Bug #13933
closedcrunch-dispatch-slurm / Go SDK Dispatcher performs poorly in the presence of a large backlog
100%
Description
When there is a large backlog of queued containers, crunch-dispatch-slurm takes a long time to process them, and can be very sensitive to (even transient) API server issues.
For example, we currently have ~37000 containers in state Queued with priority > 0. crunch-dispatch-slurm requests these from the API server in batches of 100 (also each time through the loop wastefully asking for a count of items available for which the database takes around the same amount of time as the request itself). The API server also makes a pre-flight check of the size of the mounts in the container records, so to fulfill each one of these batches of 100 the database gets queried three times with the same conditions (but different select values) and at ~3x the time cost. Changing the dispatcher code so that it does a `limit: 0` count request at the beginning and then does `count: none` requests in each loop iteration improves performance significantly. Changing the API server so that it does not check the size of the mounts fields when the limits are already at the minimum (100 seems to be the minimum?) could yield an additional 50% speedup on these queries.
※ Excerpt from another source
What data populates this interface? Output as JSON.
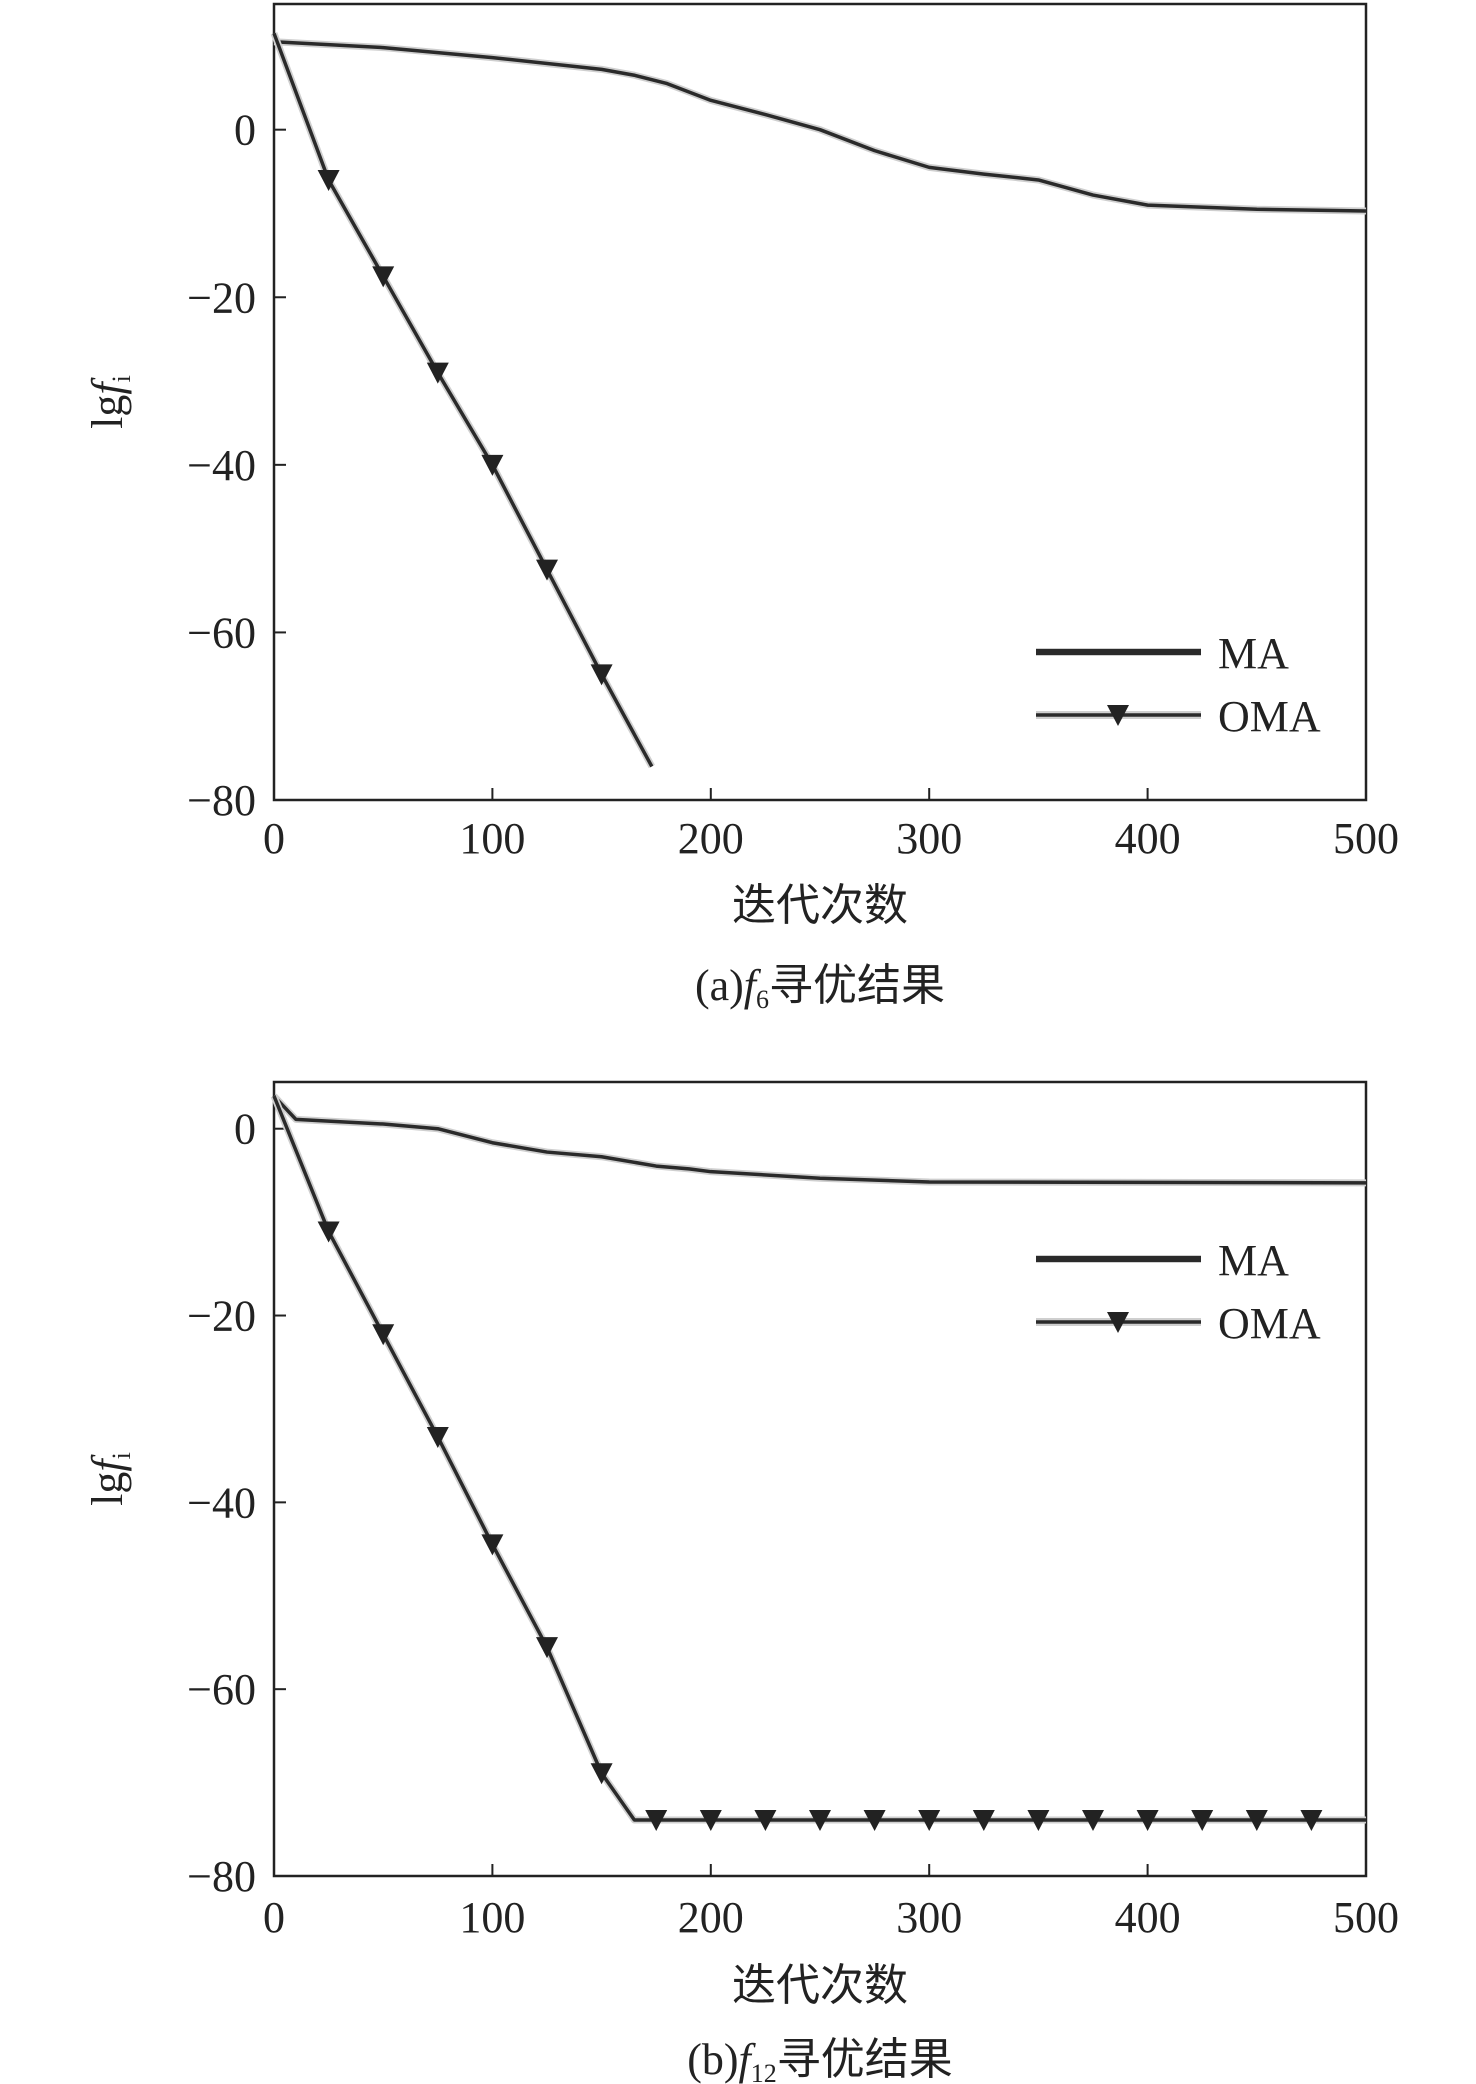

If any one of the (in our case ~370) batch list requests to the API server fails for any reason, crunch-dispatch-slurm (really the Go SDK Dispatcher) gives up and starts again from the beginning (N.B. it doesn't even log a warning in this situation for some reason). The code path here is that checkForUpdates returns false at https://github.com/curoverse/arvados/blob/master/sdk/go/dispatch/dispatch.go#L172 which then triggers the `if !querySuccess { continue }` block at either https://github.com/curoverse/arvados/blob/master/sdk/go/dispatch/dispatch.go#L100 or https://github.com/curoverse/arvados/blob/master/sdk/go/dispatch/dispatch.go#L128. In an environment with a large backlog and a nonzero API server error rate, this makes it difficult to reach the later stages of the Run() function. I don't have a solution to suggest for this, but I think it would be helpful at a minimum if both of those continue blocks logged a message indicating that not all containers were retrieved from the API server successfully so that operators have a chance to notice the problem.